Incêndios: Publicado guia para envolver agentes e cidadãos na gestão das florestas

Um guia para envolver agentes e cidadãos na gestão da floresta foi publicado no âmbito de uma investigação desenvolvida na sequência dos incêndios de outubro de 2017 em matas do litoral.

Green Savers com Lusa

Um guia para envolver agentes e cidadãos na gestão da floresta foi publicado no âmbito de uma investigação desenvolvida na sequência dos incêndios de outubro de 2017 em matas do litoral.

O “Manual de Metodologias Participativas – Um guia para o envolvimento de agentes na gestão da floresta” resulta do projeto ‘ShareFOREST’, iniciado em março de 2021 e terminado em novembro último.

O projeto foi liderado por Elisabete Figueiredo, docente da Universidade de Aveiro, e coliderado por Eduarda Fernandes, professora do Politécnico de Leiria.

Numa resposta escrita enviada à Lusa, as investigadoras explicaram que o manual “pretende ilustrar como atividades, ferramentas e recursos relativamente simples e acessíveis para o envolvimento do público podem ser usadas com vantagem, não apenas no âmbito da promoção de uma maior participação e envolvimento nas decisões das florestas públicas”, como, com as necessárias adaptações, “nas decisões relativas à gestão da floresta privada e comunitária”.

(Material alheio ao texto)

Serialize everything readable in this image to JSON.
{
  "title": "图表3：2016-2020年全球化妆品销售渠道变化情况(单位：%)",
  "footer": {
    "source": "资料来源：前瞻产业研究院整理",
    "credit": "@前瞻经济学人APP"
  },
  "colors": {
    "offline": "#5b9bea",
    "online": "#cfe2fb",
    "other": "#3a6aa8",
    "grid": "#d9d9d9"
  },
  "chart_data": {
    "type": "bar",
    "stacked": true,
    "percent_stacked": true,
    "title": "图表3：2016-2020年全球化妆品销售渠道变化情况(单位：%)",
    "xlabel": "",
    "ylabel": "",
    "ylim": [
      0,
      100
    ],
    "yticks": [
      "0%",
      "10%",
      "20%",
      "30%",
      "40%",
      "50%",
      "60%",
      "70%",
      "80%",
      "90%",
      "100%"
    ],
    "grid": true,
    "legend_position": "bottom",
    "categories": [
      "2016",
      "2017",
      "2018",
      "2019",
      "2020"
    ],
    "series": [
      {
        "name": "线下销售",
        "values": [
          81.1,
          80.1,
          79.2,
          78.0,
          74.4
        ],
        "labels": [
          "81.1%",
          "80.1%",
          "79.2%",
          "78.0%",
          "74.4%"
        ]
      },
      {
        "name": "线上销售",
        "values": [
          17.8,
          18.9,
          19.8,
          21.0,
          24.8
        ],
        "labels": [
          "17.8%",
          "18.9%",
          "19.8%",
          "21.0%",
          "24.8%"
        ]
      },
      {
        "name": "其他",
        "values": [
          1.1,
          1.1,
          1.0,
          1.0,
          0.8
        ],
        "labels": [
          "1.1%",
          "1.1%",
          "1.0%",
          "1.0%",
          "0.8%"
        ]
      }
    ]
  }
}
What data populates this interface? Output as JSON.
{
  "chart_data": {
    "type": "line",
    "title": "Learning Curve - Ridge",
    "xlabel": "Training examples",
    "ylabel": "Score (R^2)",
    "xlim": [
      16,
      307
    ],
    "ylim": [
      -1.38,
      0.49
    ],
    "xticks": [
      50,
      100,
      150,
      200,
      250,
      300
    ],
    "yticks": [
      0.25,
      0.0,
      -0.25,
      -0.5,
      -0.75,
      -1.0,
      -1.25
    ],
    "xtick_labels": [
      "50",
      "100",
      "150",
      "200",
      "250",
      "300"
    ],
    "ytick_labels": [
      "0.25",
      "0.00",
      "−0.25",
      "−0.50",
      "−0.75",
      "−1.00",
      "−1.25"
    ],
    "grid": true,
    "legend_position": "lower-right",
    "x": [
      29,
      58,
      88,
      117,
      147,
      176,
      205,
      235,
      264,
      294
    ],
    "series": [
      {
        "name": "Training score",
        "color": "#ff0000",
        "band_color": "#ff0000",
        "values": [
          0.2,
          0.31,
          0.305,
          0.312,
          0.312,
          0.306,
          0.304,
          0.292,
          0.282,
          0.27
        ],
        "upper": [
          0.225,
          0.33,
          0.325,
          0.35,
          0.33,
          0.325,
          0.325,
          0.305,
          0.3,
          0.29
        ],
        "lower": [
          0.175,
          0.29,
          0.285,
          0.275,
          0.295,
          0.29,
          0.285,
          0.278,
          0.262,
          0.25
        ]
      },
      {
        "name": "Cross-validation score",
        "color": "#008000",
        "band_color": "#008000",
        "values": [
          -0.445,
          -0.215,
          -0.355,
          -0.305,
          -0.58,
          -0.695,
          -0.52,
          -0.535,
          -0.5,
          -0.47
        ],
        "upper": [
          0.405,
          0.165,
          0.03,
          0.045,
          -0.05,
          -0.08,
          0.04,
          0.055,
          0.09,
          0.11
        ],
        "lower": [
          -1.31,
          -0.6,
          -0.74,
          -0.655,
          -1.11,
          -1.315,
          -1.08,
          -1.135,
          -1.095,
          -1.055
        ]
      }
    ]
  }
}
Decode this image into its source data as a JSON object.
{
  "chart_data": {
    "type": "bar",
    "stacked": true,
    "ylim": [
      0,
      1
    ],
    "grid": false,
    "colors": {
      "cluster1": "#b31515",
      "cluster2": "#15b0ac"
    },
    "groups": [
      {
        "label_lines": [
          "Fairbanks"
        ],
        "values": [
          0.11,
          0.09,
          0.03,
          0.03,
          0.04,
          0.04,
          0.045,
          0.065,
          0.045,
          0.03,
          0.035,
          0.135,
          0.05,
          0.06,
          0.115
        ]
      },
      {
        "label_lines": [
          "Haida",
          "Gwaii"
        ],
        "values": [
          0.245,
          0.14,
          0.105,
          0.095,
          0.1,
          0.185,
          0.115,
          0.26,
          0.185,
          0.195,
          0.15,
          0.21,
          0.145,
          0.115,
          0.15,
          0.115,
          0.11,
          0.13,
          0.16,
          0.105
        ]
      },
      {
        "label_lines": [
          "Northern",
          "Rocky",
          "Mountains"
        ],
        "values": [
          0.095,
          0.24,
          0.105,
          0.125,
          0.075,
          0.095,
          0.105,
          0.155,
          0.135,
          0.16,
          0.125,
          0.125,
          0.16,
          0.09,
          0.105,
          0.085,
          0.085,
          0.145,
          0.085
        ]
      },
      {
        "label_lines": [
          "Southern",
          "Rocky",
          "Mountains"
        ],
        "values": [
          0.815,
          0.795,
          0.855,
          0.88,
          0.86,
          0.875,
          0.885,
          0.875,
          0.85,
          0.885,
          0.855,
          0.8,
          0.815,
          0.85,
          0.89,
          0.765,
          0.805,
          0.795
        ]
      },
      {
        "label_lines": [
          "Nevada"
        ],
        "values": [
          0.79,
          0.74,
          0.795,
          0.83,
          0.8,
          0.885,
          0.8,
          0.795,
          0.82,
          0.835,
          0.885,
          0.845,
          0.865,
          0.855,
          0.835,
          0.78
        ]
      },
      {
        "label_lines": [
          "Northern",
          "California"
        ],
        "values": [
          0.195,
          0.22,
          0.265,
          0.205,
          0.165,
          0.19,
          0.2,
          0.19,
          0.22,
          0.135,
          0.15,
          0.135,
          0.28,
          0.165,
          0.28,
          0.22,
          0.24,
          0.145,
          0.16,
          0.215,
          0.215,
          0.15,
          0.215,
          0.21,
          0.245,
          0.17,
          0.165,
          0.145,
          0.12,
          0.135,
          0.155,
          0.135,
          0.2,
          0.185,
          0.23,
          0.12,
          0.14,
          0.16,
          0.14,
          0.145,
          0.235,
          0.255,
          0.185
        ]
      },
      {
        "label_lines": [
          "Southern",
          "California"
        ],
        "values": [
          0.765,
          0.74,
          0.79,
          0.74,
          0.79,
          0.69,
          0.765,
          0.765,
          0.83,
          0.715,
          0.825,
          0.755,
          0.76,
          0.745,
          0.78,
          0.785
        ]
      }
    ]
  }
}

Para tal, “são fundamentais o tempo de implementação e monitorização da metodologia, o desenho de tarefas de promoção de uma maior mobilização dos agentes e cidadãos e, naturalmente, vontade política e das entidades responsáveis pela gestão das florestas”, adiantaram.

Na investigação foram consideradas sete matas do litoral afetadas pelos fogos: as matas nacionais de Leiria, do Urso, do Pedrógão, das dunas de Quiaios e de Vagos, e os perímetros florestais das dunas e pinhais de Mira e o das dunas de Cantanhede.

Segundo Elisabete Figueiredo e Eduarda Fernandes, o objetivo do projeto ‘ShareFOREST’ não foi propor um modelo de governação alternativo ao existente, mas “integrar nesse modelo de gestão a participação e o envolvimento de cidadãos e agentes, por forma a que a mesma gestão e ordenamento integre e reflita os vários interesses, necessidades e expectativas”.

Para as docentes, o envolvimento e participação aumentam “o diálogo, a capacidade de negociação e priorização, a geração de consensos, assim como a legitimação social das medidas e planos adotados”, e evitam conflitos.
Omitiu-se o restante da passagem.